Monday, December 08, 2008

Princess of Cleveland

Okay, I have to tell this story. Waaay too cute!

My little sisters (Annie - 5 and Caroline - 3) had a couple little friends over this morning. I called my mom to remind her to pray for me because today is the day of my first final, and she described what was going on in the world of my little gals. By the way, know that my sister Caroline is beyond drama queen. We say that she isn't bi-polar, she's tri-polar. Ex: Once she refused to get into the bath for my grandmother. Nana, not taking no crap from nobody, picked her up and swifly put her in the tub and though Caroline screamed a minute, she was fine afterwards. Later, when my mom asked her what happened, Caroline said that Nana tried to drown her. LOL

Okay, so the girls decide they're playing "Prince of Egypt". They have a baby-doll for Moses and everyone takes a role in the story. Mind you, they weren't exactly right with the time period.. there were some people from the Old Testament, some from the New Testament, I think Dora was there and my sister, Annie, was "Princess of Cleveland". Yeah, I'm not sure where all that was going exactly, but when it was Caroline's turn to suggest an addition to the story, she ran and got a cup of water and said it could be "the blood". Not sure if she was referring to traditions of Passover or just randomly thought blood would be a good way to spice up the story of Moses, but she was pretty darn into it!

Needless to say, it didn't go over well. I'm not sure all the little girls were as eager to take on Caroline's idea because when I called, she was yelling that Annie refused to use "the blood" and that it wasn't fair that they used everyone else ideas! My mom tried to suggest that maybe it had more to do with the gruesome-ness of the idea, rather than just because it was hers but I think Caroline was pretty adament that blood would have really made the story interesting.

Oh the drama.. I miss them so much sometimes! :)

Tuesday, December 02, 2008

Wishes for fishes..

I decided that I would go out today and buy myself a fish. A fish! I'm not lonely here in the big city so much, but I thought, "Wouldn't it be fun to walk in the door and say, 'Hello, Barbara Streisand!'" which is what I would name a beta fish because they're beautiful but they will eat another fish alive, should it get into their territory. Appropriate name, I thought.

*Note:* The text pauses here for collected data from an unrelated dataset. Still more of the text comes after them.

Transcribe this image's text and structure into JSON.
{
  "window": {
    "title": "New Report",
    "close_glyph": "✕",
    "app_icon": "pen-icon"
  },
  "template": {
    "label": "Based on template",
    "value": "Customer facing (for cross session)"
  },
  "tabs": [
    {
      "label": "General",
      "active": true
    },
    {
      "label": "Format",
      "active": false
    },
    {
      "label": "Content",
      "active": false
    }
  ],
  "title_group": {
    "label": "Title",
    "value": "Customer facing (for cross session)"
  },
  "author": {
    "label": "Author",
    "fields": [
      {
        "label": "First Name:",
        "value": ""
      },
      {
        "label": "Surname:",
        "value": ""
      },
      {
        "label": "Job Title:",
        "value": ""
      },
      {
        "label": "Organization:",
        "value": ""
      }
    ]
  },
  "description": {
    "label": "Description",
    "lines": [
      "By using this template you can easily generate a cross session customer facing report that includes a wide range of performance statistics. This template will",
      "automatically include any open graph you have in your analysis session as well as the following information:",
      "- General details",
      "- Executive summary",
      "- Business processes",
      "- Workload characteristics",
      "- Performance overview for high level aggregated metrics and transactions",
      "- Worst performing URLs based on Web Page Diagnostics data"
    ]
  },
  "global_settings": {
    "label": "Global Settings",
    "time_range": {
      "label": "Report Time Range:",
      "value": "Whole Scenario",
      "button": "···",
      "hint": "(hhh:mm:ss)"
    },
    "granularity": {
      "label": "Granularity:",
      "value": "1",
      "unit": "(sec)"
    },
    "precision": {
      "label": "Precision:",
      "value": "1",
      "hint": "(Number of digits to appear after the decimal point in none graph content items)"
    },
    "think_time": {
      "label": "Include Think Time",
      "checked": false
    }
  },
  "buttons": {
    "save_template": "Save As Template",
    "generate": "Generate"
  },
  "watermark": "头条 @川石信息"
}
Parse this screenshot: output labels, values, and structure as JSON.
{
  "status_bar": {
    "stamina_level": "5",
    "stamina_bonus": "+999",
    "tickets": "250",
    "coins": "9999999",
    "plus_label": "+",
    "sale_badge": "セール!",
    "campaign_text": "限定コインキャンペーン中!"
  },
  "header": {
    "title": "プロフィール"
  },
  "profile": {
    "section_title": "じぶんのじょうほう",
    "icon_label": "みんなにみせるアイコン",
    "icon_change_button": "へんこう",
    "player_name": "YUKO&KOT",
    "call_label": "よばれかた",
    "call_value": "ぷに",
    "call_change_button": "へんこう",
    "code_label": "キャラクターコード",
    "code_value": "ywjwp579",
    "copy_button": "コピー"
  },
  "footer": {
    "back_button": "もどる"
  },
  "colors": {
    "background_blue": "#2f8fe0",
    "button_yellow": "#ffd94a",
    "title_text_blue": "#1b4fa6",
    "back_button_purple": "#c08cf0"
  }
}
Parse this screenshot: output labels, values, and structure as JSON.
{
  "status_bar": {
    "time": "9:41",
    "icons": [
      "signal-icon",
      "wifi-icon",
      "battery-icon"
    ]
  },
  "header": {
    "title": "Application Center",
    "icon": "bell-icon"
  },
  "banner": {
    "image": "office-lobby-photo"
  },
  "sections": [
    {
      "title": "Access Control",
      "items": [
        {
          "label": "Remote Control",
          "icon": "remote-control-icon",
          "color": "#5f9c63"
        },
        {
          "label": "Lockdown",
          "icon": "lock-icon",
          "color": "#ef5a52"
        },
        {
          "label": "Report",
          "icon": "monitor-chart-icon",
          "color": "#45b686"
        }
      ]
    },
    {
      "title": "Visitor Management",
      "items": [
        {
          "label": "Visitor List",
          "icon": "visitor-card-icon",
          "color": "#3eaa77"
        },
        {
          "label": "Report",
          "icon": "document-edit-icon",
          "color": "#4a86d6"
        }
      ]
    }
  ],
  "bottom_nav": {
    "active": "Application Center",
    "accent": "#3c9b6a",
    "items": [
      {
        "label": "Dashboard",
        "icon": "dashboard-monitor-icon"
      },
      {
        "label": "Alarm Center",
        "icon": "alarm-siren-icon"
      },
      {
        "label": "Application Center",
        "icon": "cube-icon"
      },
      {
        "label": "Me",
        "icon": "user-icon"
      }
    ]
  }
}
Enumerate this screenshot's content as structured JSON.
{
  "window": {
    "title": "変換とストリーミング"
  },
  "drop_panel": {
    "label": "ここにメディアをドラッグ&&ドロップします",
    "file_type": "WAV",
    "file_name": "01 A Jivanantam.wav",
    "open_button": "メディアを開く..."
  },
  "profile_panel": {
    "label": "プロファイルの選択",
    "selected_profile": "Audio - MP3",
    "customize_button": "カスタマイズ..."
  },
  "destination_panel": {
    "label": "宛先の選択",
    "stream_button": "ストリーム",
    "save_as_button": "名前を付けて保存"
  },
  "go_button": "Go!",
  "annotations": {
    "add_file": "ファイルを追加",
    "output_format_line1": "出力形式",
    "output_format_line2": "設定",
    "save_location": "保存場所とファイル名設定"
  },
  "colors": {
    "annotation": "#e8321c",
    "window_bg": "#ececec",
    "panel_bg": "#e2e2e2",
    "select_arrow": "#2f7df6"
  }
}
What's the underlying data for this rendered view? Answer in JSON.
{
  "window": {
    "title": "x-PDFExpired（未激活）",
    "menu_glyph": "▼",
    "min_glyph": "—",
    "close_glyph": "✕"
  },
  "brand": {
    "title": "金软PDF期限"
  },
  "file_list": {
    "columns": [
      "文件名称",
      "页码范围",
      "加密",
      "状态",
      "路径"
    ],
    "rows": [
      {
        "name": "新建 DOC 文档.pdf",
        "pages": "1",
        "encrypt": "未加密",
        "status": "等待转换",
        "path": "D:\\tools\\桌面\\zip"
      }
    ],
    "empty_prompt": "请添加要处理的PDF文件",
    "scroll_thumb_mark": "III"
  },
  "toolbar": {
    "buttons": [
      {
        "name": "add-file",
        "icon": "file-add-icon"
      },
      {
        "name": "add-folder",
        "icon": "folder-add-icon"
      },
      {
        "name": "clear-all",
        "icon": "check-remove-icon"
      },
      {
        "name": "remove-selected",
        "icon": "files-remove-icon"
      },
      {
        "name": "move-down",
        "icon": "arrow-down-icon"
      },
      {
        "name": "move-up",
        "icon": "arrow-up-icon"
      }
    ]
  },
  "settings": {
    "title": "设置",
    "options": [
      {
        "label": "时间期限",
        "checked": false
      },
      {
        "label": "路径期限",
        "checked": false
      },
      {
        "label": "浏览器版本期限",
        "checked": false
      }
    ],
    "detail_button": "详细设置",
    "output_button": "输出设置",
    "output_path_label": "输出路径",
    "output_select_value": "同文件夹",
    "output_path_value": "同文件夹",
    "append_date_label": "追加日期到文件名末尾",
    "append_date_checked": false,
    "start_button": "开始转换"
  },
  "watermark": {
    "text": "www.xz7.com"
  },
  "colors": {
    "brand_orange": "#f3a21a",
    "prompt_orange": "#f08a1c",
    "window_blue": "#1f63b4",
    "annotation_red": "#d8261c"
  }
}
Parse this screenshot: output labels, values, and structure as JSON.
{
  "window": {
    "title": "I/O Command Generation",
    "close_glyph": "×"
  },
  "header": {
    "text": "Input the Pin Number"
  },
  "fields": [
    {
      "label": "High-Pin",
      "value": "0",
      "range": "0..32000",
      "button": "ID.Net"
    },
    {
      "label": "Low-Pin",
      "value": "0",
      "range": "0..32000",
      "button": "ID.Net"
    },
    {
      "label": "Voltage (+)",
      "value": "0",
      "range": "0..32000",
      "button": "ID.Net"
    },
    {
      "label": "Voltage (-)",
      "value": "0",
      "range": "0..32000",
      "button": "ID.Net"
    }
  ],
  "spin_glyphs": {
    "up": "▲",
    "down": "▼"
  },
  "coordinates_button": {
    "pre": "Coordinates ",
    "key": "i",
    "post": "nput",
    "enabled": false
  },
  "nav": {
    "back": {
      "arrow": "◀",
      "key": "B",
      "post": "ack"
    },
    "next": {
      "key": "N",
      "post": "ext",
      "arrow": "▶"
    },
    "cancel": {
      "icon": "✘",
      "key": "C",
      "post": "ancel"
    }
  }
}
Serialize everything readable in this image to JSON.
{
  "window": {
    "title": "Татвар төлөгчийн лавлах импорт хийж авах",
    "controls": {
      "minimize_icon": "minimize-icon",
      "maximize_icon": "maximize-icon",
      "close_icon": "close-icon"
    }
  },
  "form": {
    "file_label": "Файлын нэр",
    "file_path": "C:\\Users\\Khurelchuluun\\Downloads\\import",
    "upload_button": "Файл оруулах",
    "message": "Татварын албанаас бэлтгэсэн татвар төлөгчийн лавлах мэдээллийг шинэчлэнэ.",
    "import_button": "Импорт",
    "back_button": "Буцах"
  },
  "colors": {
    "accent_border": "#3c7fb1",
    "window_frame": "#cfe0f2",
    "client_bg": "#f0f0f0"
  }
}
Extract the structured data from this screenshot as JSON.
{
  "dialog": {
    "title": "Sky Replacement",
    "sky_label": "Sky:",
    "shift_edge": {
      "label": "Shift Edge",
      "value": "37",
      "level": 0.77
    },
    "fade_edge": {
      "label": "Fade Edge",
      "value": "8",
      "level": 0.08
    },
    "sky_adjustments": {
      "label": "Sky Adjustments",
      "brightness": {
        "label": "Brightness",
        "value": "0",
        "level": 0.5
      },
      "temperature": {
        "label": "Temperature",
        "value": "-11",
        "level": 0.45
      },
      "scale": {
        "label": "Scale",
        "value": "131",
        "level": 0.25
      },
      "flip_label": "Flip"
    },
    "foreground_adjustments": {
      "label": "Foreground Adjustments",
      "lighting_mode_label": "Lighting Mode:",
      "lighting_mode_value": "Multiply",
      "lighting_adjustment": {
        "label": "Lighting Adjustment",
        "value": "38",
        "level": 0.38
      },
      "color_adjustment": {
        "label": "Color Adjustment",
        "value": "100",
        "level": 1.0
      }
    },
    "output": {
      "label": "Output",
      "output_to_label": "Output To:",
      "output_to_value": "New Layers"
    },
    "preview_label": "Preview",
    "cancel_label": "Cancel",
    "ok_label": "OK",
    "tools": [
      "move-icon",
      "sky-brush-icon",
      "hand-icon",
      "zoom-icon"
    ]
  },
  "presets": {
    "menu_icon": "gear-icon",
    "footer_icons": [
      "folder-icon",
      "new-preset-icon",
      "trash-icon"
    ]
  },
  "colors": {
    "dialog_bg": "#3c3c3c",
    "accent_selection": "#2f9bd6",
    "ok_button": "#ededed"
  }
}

Anyway, driving to Pet-co, I started to think of where I would put the fish. I couldn't put it next to my bed, because I would surely, on the first night, tip it over and have Barbara flopping all over my nice clean sheets. No, thank you. I thought maybe on top of my TV, but then I realized two things; (1.) I kinda liked the thought of "watching TV with my fish". I know Babs wouldn't really be able to see my Lifetime shows, but it kinda made me happy that, if she wanted to, she would at least have a view of the set and we could share a chuckle over the 8th wonder of the world that is reality TV. (2.) What if I left my TV on all night, it got kinda warm and I woke up to poached beta?! No, no, no. The TV wouldn't work.

I decided on my desk. Mostly because I don't use it. I do all my homework on my bed or in the computer room on my floor. I also just got a little plug-in Christmas tree, complete with lights and miniature, sparkly ornaments, and it;s sitting on my desk. I'm sure Barbara would enjoy the view.

I walked into Pet-co, headed straight for the aquariums and it hit me. That pit-of-the-stomach, whirling feeling that rises in your throat and produces a full-on gag. As my eyes fixed on a tank so filled with goldfish that they couldn't even swim, I felt like I was in one of those scenes in the movies where the cameras pan around the character while they go into a panic attack, the music getting all swirly and garbled and the background being whisked into one big blur. I was standing in the middle of all these scaly, translucent, floppy swimmers and I remembered it. I hate fish. I hate them! They creep me out! What was I thinking!?

I backed out of the maze of aquariums and into an even worse section: rodents, hamsters, guinea pigs, RATS! I had to get out of there! I turned around and literally ran my butt to the safety of my car. (Sigh) I'm still feeling creepy-crawly and have completely lost the desire to walk into my room and say hello to a scaly Streisand. Or a fish.